João Kard. Bráz de Aviz - 4 oktober 2015
Twee evangelische beelden illustreren ons de betekenis van de zending van de broeder. Eén van hen is het medelijden dat Jezus betoont voor de menigte "want zijn waren als schapen zonder herder" (Mc. 6, 34). Jezus verzadigt eerste de menigte met het brood van zijn Woord, en bewogen door medelijden vraagt hij aan zijn leerlingen ook het brood van het gewone leven te delen: "Geeft gij hen maar te eten" (Mc. 6, 37).
Het andere beeld toont ons ook Jezus, de Mensenzoon, maar deze keer verschijnt zijn medelijden als een authentieke broederschap met de minstbedeelden die zover gaat dat hij zich met hen vereenzelvigt.
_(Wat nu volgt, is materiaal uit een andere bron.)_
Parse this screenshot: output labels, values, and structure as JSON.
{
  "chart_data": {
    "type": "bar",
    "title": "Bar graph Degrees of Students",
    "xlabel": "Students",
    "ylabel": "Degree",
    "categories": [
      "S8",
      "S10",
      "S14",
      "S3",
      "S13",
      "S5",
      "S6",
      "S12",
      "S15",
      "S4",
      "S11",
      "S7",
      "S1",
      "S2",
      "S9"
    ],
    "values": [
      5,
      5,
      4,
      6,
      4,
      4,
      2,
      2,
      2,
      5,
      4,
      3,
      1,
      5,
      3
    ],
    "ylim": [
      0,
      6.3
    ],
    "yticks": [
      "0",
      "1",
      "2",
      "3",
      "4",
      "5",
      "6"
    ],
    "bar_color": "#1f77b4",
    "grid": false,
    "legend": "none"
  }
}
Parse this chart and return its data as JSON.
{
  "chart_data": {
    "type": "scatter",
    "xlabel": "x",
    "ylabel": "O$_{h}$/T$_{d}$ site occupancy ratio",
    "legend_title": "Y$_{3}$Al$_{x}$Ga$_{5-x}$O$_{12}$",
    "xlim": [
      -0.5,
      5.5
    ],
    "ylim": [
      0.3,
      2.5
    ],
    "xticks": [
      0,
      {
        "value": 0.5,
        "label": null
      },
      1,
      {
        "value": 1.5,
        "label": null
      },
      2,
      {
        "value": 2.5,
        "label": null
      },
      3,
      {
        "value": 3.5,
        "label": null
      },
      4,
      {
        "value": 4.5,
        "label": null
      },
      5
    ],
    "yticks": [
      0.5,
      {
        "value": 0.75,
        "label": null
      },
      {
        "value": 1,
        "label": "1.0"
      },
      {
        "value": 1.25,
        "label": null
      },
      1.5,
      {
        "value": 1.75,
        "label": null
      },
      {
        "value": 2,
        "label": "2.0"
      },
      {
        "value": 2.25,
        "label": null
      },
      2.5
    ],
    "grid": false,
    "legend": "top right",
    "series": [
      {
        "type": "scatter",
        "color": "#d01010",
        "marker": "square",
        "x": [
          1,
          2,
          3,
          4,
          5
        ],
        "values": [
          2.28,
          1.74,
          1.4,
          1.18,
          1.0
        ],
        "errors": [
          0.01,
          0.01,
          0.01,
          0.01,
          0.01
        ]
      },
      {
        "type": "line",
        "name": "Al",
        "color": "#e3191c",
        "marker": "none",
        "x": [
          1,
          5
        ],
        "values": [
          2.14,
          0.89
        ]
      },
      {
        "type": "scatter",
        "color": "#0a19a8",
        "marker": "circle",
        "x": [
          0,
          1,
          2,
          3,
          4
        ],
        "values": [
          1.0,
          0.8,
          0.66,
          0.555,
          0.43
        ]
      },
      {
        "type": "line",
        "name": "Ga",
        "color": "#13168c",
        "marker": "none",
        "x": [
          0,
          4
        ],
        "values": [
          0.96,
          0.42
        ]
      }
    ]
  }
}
Zijn gebod wordt een plechtige waarschuwing: "Voorwaar ik zeg u: al wat gij gedaan hebt voor een dezer geringsten van mijn broeders hebt gij voor Mij gedaan ... Voorwaar ik zeg u: Al wat gij niet voor een van deze geringsten hebt gedaan, hebt gij ook voor Mij niet gedaan" (Mt. 25, 40.45).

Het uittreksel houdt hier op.